While recent media reports have condemned a commonly used class of agricultural pesticides as detrimental to honeybee health, scientists with the University of Tennessee Institute of Agriculture have found that the overall health of honeybee hives actually improves in the presence of agricultural production.
The study, “Agricultural Landscape & Pesticide Effects on Honey Bee Biological Traits,” which was published in a recent issue of the Journal of Economic Entomology, evaluated the effects of row-crop agriculture — including the traditional use of pesticides — on honeybee health.
Results indicated that hive health was positively correlated to the presence of agriculture. According to the study, colonies in a non-agricultural area struggled to find adequate food resources and produced fewer offspring.
“We’re not saying that pesticides are not a factor in honeybee health. There were a few events during the season where insecticide applications caused the death of some foraging bees,” said lead author Mohamed Alburaki, a post-doctoral fellow with the University of Tennessee entomology and plant pathology (EPP) department. “However, our study suggests that the benefits of better nutrition sources and nectar yields found in agricultural areas outweigh the risks of exposure to agricultural pesticides.”
Alburaki and fellow researchers established experimental apiaries in multiple locations in western Tennessee ranging from non-agricultural to intense agricultural production. Over the course of a year, bee colonies were monitored for performance and productivity by measuring colony weight, brood production and colony thermoregulation.

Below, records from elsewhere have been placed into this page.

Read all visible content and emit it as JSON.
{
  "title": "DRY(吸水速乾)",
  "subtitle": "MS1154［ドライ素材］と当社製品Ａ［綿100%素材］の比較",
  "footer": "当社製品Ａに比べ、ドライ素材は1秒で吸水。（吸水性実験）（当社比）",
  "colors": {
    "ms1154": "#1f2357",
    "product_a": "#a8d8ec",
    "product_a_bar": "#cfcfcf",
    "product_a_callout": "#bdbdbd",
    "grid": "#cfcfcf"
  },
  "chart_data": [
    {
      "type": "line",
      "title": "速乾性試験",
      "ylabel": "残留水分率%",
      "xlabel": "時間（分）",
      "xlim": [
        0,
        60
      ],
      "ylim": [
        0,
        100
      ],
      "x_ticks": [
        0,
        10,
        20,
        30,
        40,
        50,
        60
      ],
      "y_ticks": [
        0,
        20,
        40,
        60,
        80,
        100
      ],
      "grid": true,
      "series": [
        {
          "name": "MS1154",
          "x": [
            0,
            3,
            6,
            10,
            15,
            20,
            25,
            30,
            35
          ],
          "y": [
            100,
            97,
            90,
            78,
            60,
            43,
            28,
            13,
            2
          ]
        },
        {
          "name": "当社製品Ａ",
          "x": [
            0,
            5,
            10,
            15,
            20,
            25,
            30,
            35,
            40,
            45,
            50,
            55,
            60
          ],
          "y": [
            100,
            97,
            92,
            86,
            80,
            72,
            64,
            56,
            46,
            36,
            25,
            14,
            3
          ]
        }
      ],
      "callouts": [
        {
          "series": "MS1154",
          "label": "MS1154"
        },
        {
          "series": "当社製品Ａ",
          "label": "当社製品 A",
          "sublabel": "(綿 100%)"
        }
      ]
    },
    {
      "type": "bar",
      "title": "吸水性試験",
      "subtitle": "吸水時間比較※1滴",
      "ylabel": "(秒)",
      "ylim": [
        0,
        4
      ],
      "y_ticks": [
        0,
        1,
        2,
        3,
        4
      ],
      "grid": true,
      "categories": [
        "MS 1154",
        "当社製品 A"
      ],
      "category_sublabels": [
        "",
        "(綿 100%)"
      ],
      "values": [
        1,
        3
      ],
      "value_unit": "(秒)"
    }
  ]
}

Colony thermoregulation, or the ability to maintain an optimal temperature within a hive, is an important factor in brood development and the health of the resulting adult bees.
According to the study, hives located in areas with high to moderate agricultural vegetation grew faster and larger than those in low or non-agricultural areas. Researchers suggested that the greater population sizes enabled better colony thermoregulation in these hives, as well.
Meanwhile, bees located in a non-agricultural environment were challenged to find food. Although fewer pesticide contaminants were reported in these areas, the landscape did not provide sustainable forage. In fact, during the observations, two colonies in the non-agricultural areas collapsed due to starvation.
Disruptions and fluctuations in brood rearing were also more notable in a non-agricultural environment. Interestingly, brood production was highest in the location that exhibited a more evenly distributed mix of agricultural production, forests and urban activity.
“One possible explanation for this finding could be the elevated urban activity in this location,” Alburaki said. “Ornamental plantings around homes or businesses or backyard gardens are examples of urban activity that increase the diversity of pollen in an area. Greater pollen diversity has been credited with enhancing colony development.”
Researchers also evaluated trapped pollen from each colony for pesticide residues. Low concentrations of fungicides, herbicides and insecticides were identified, but at levels well below the lethal dose for honeybees. Imidacloprid was the only neonicotinoid detected, also at sub-lethal levels.
Some consider agricultural pesticides, particularly neonicotinoids, to be a key factor in declining honeybee populations. The University of Tennessee study found that higher exposure to pesticides in agricultural environments did not result in measurable impacts on colony productivity.
“We train agricultural producers on careful selection and conscientious application of pesticides to reduce bee exposure, but it’s becoming more clear that the influences of varroa mite and food availability are more important factors in honeybee health than agricultural pesticides,” said Scott Stewart, integrated pest management specialist with the University of Tennessee Extension.